Endurance isn’t simply going for what you want against all odds. It’s staying the course and yet being nimble as we relentlessly pursue what is true, right and just. It is getting up again when we’ve been knocked down. It’s getting back on course when we’ve been blown off it by a storm. It is demonstrating determination to increase the value of intended outcomes by being willing to drop everything and go back to the drawing board if it does come to that. Do not continue to pursue a strategy that has ceased to serve your purpose, thinking that by doing so you are displaying true grit. Have the fortitude to build another one and the willingness to see it through when that becomes necessary. A networking evangelist I know found that the organization he was originally with wasn’t helping him fulfill his objectives of promoting businesses that delivered reciprocal and increasing value over time.

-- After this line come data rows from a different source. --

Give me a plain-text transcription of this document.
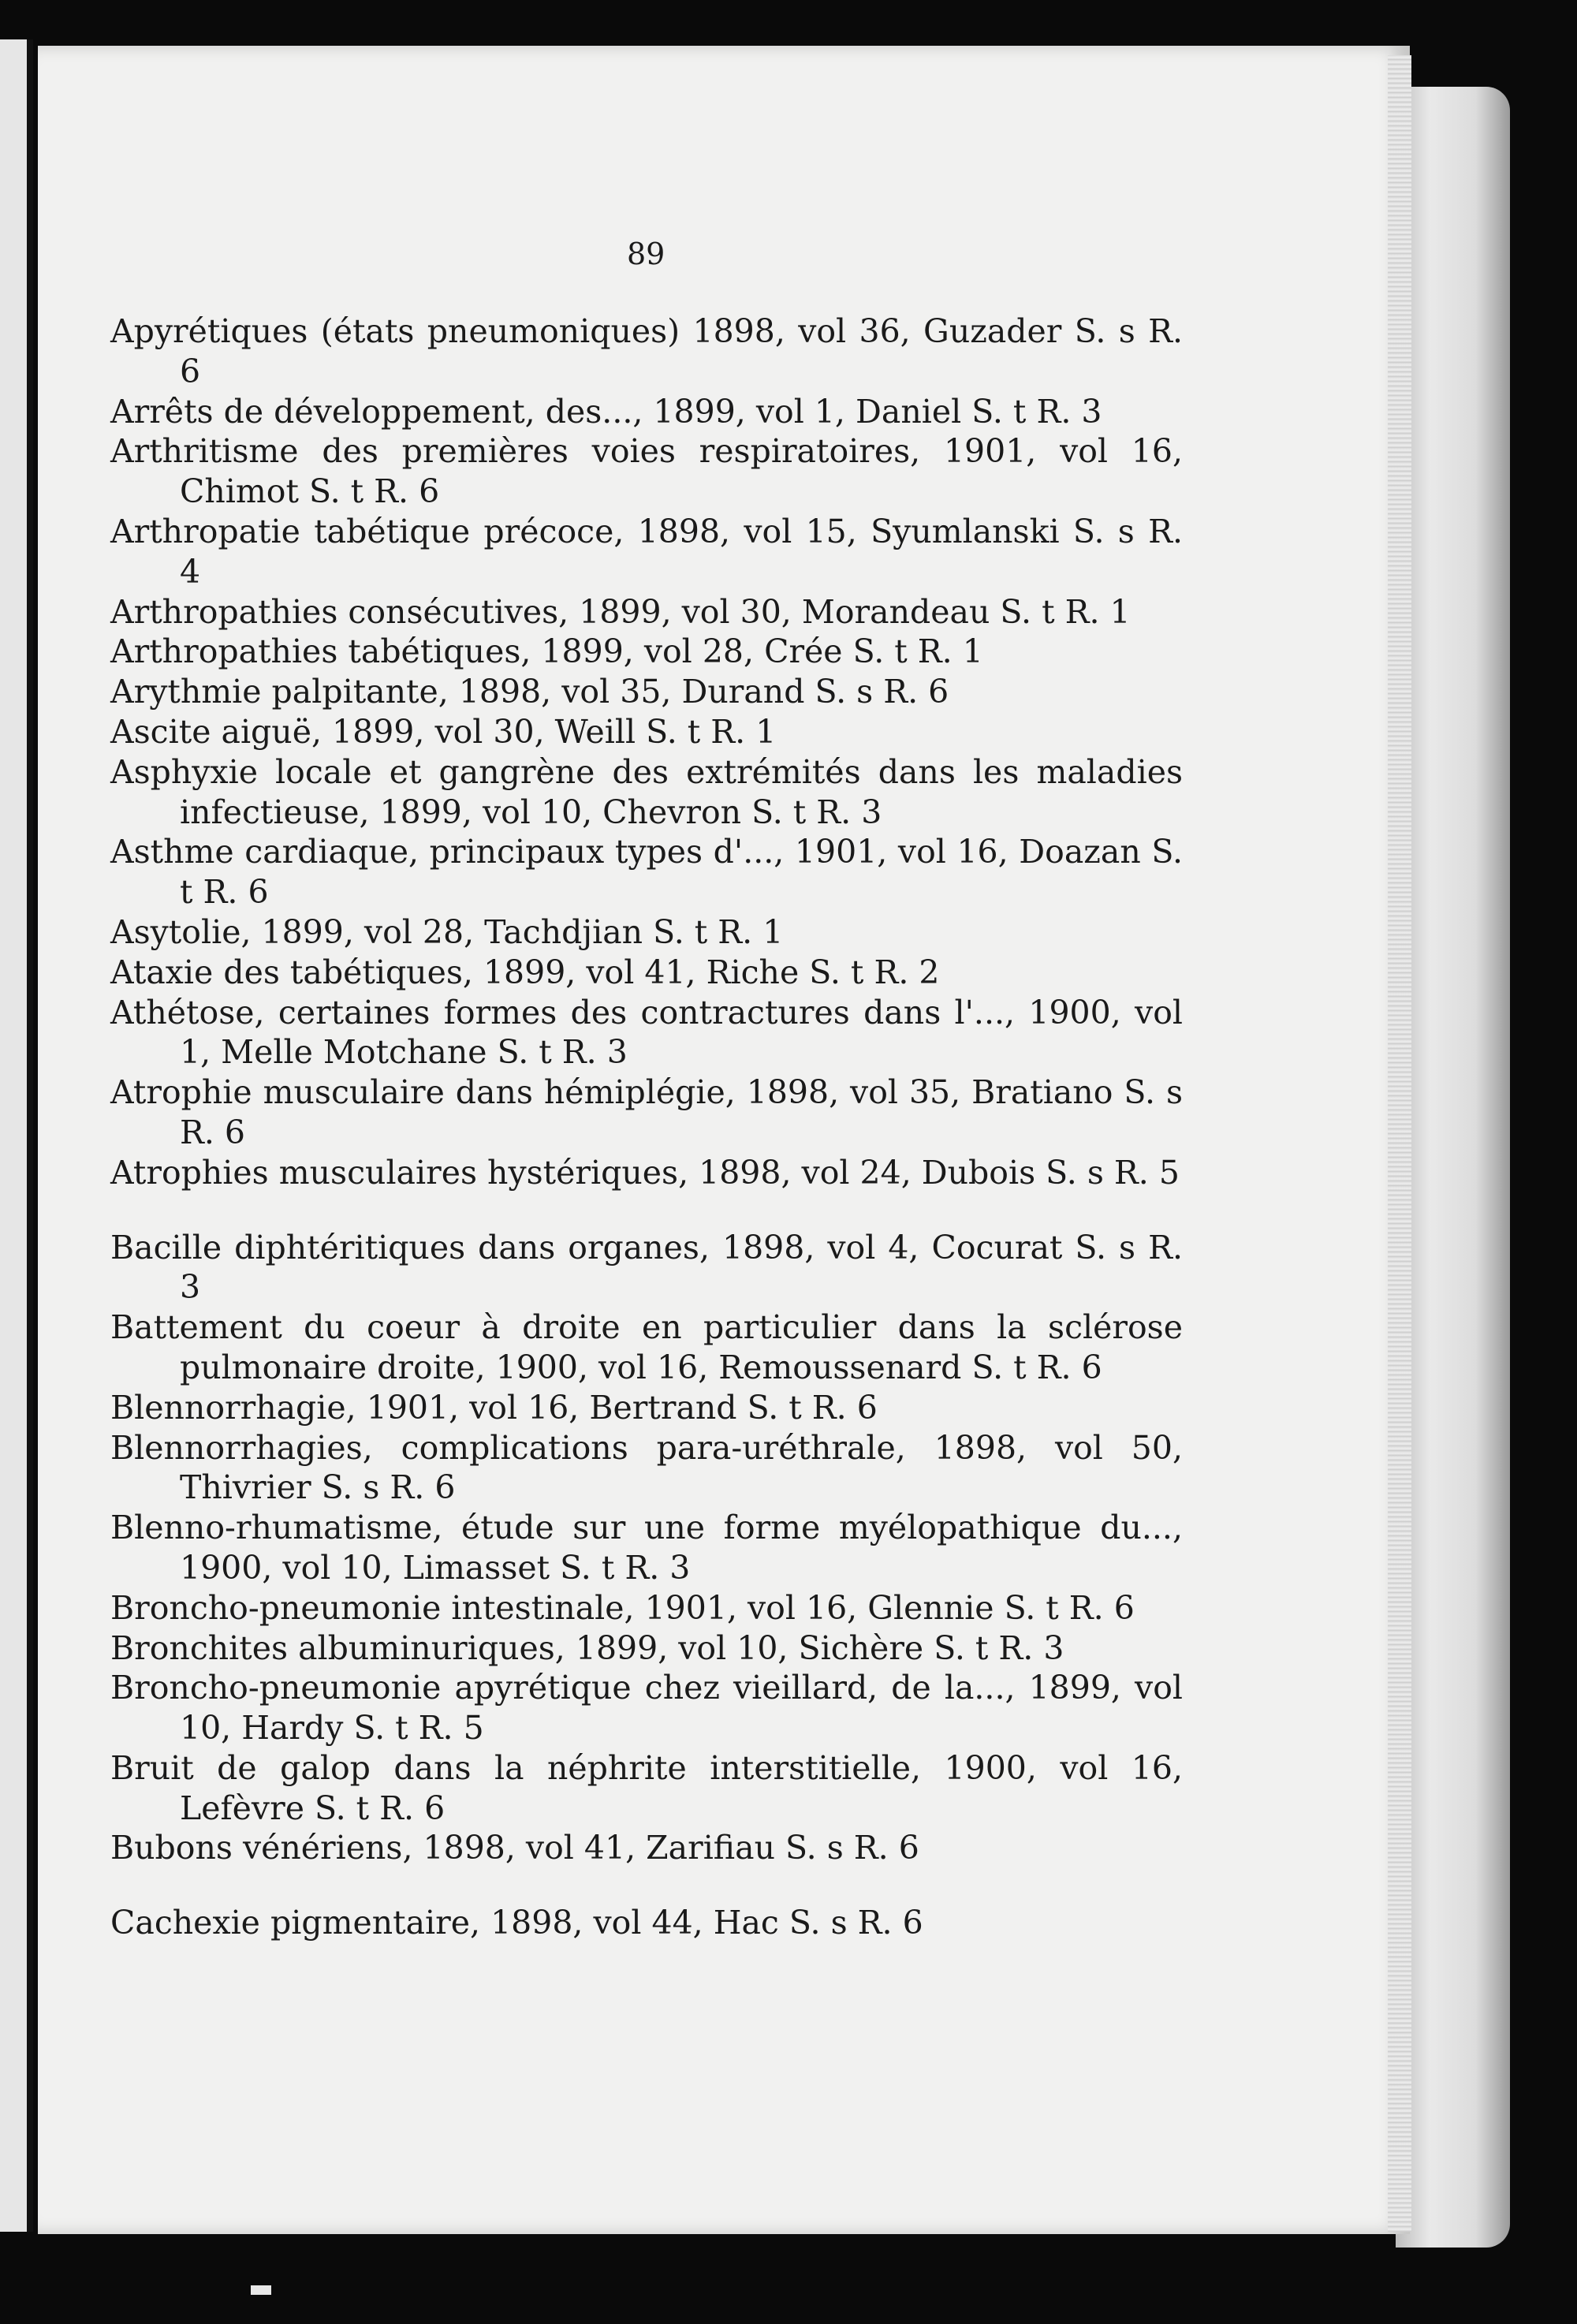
89
Apyrétiques (états pneumoniques) 1898, vol 36, Guzader S. s R. 6
Arrêts de développement, des..., 1899, vol 1, Daniel S. t R. 3
Arthritisme des premières voies respiratoires, 1901, vol 16, Chimot S. t R. 6
Arthropatie tabétique précoce, 1898, vol 15, Syumlanski S. s R. 4
Arthropathies consécutives, 1899, vol 30, Morandeau S. t R. 1
Arthropathies tabétiques, 1899, vol 28, Crée S. t R. 1
Arythmie palpitante, 1898, vol 35, Durand S. s R. 6
Ascite aiguë, 1899, vol 30, Weill S. t R. 1
Asphyxie locale et gangrène des extrémités dans les maladies infectieuse, 1899, vol 10, Chevron S. t R. 3
Asthme cardiaque, principaux types d'..., 1901, vol 16, Doazan S. t R. 6
Asytolie, 1899, vol 28, Tachdjian S. t R. 1
Ataxie des tabétiques, 1899, vol 41, Riche S. t R. 2
Athétose, certaines formes des contractures dans l'..., 1900, vol 1, Melle Motchane S. t R. 3
Atrophie musculaire dans hémiplégie, 1898, vol 35, Bratiano S. s R. 6
Atrophies musculaires hystériques, 1898, vol 24, Dubois S. s R. 5
Bacille diphtéritiques dans organes, 1898, vol 4, Cocurat S. s R. 3
Battement du coeur à droite en particulier dans la sclérose pulmonaire droite, 1900, vol 16, Remoussenard S. t R. 6
Blennorrhagie, 1901, vol 16, Bertrand S. t R. 6
Blennorrhagies, complications para-uréthrale, 1898, vol 50, Thivrier S. s R. 6
Blenno-rhumatisme, étude sur une forme myélopathique du..., 1900, vol 10, Limasset S. t R. 3
Broncho-pneumonie intestinale, 1901, vol 16, Glennie S. t R. 6
Bronchites albuminuriques, 1899, vol 10, Sichère S. t R. 3
Broncho-pneumonie apyrétique chez vieillard, de la..., 1899, vol 10, Hardy S. t R. 5
Bruit de galop dans la néphrite interstitielle, 1900, vol 16, Lefèvre S. t R. 6
Bubons vénériens, 1898, vol 41, Zarifiau S. s R. 6
Cachexie pigmentaire, 1898, vol 44, Hac S. s R. 6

He left that organization he had built up over the years and took a different course. If your strategy isn’t working, endurance is being able to tear it up and plunge into the labour of crafting another one.

R is for Resourcefulness.

Resourcefulness is one of the pillars of strategy. It implies being familiar with the resources you already have. It means being willing to both deploy and employ those resources in ways that no one might have thought possible before. It is being willing to do things like making bags out of old T-shirts. It is being willing to rent out surplus space instead of uprooting and moving to another. Or it could be a willingness to use serviced offices, warehouses or similar facilities if maintaining your own infrastructure doesn’t make sense. It is being willing to use local rubber wood for furniture if teak doesn’t work too well in that local environment. It is taking the time and effort to source for local materials and establishing reliable suppliers instead of shipping from overseas. Besides being familiar with the resources you already have, Resourcefulness constantly seeks out ways of getting fresh supplies from local sources and finds new ways of achieving the same or better results with new materials. Is Resourcefulness infused into your Strategy?

Like to have Strategy and Execution come more easily? Drink water. Helps a lot.